Die möglichen Gründe für die Radikalisierung vor allem junger Menschen sind ebenso zahlreich wie divers: So können etwa familiäre Konflikte, patriarchale Strukturen, Gewalterfahrung, Perspektivlosigkeit und soziale Isolation (mit-) verantwortlich für eine zunehmende Gewaltbereitschaft in Teilen der Gesellschaft sein. Gleichzeitig spielen neben dem „Fun-Faktor“ durch eine zunehmende Verherrlichung der Gewalt auch Faktoren wie jungen Menschen zumeist innewohnende Neugier und Sinnsuche nicht selten eine wesentliche Rolle in der Beantwortung der Frage, was genau die Teilnahme am „heiligen Krieg“ für die Protagonisten so attraktiv macht.
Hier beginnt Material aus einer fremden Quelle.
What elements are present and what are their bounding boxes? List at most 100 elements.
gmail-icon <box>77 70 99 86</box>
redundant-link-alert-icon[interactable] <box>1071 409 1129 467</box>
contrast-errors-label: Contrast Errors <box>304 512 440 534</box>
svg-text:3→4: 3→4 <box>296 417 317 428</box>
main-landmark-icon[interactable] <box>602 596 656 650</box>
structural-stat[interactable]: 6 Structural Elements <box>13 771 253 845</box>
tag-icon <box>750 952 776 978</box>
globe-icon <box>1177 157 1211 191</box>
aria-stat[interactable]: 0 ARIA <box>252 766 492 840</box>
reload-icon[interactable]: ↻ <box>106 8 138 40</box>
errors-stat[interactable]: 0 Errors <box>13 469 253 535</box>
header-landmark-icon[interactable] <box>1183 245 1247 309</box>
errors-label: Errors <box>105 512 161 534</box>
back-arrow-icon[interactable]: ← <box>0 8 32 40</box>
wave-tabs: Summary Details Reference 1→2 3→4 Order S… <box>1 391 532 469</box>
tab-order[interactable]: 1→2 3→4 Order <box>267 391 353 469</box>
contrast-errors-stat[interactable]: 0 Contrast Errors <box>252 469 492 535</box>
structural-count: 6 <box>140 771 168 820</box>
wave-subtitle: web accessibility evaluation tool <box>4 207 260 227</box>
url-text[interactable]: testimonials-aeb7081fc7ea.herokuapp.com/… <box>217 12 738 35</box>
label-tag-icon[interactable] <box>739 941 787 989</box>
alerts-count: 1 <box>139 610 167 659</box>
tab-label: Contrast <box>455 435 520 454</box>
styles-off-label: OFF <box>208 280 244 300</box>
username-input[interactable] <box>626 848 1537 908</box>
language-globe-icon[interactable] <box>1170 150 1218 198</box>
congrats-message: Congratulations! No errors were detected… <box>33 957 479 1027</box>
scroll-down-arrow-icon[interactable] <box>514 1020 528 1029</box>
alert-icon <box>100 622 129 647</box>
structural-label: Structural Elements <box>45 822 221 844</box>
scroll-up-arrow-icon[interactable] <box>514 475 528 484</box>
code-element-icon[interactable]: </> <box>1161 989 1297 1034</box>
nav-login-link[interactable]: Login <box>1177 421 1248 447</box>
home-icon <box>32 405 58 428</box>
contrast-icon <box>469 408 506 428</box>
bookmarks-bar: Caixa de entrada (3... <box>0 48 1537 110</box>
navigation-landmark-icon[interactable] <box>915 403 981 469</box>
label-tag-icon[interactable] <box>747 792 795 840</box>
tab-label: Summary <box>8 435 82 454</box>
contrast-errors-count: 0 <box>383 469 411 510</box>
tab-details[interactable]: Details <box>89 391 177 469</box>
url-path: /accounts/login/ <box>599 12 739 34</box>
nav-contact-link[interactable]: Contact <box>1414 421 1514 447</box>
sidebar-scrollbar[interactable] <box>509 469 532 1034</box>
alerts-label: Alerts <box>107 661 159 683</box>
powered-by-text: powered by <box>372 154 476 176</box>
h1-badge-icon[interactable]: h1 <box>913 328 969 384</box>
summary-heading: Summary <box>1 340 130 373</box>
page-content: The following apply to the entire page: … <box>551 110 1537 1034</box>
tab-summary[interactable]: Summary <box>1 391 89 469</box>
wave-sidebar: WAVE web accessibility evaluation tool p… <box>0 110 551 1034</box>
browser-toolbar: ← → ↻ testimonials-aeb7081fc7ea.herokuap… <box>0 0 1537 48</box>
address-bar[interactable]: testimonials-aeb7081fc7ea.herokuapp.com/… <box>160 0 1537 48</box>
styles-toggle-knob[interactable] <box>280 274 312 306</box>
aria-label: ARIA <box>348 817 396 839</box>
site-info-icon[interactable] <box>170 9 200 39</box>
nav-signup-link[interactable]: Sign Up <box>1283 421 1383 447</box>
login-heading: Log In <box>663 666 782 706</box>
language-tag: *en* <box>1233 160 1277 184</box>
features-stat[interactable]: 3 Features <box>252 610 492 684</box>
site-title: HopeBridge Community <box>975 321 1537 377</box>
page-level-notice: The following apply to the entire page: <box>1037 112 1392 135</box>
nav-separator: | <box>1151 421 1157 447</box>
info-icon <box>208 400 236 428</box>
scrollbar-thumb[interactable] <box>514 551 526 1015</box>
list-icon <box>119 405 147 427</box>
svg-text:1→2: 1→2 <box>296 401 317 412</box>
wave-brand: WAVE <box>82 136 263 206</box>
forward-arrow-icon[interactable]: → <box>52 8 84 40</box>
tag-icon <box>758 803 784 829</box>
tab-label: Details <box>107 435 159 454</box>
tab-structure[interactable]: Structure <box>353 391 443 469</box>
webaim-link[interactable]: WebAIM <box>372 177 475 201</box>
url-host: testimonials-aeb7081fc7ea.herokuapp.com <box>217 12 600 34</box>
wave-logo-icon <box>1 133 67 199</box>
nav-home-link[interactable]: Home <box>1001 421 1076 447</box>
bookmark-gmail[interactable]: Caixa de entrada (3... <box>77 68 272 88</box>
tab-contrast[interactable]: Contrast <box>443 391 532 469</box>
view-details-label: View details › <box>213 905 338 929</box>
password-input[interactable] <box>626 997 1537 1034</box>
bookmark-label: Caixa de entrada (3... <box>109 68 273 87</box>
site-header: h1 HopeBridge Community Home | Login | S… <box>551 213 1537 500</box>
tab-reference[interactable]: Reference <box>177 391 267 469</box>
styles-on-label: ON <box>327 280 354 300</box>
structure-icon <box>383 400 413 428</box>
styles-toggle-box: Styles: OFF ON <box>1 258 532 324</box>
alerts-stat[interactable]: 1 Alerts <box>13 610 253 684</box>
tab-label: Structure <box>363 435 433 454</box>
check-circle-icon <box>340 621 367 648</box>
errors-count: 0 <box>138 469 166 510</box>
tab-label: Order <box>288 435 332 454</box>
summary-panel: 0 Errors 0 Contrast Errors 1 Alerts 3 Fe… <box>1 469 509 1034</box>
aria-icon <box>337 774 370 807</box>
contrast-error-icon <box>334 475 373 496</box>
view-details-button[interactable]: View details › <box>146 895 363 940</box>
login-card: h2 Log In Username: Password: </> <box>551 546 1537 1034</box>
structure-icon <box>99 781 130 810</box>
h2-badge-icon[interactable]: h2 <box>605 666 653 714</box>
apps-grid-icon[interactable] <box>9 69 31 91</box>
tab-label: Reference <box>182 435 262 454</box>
Die besondere Anfälligkeit im Zuge der pubertären Emanzipation in Verbindung mit auch in technologischer Hinsicht ausgefeilten Anwerbungsmethoden durch zweckgebundene Nutzung von Videospielen, sozialen Medien und ähnlichen Instrumenten verstärken den beschriebenen Effekt.

Der Islamwissenschaftler und Dschihadismus-Experte Christoph Prochazka analysiert in diesem Zusammenhang, der Islam werde in der heutigen Zeit „vermehrt als Instrument zur Erlangung von politischer Legitimität und zum Ausgleich heterogener Strömungen innerhalb der Bevölkerungen muslimischer Länder verwendet“ und leitet daraus die Zukunftsperspektive einer noch langanhaltenden Existenz kontemporärer Phänomene wie etwa des Salafismus als Jugendkultur und Anti-Globalisierungs-Bewegung ab.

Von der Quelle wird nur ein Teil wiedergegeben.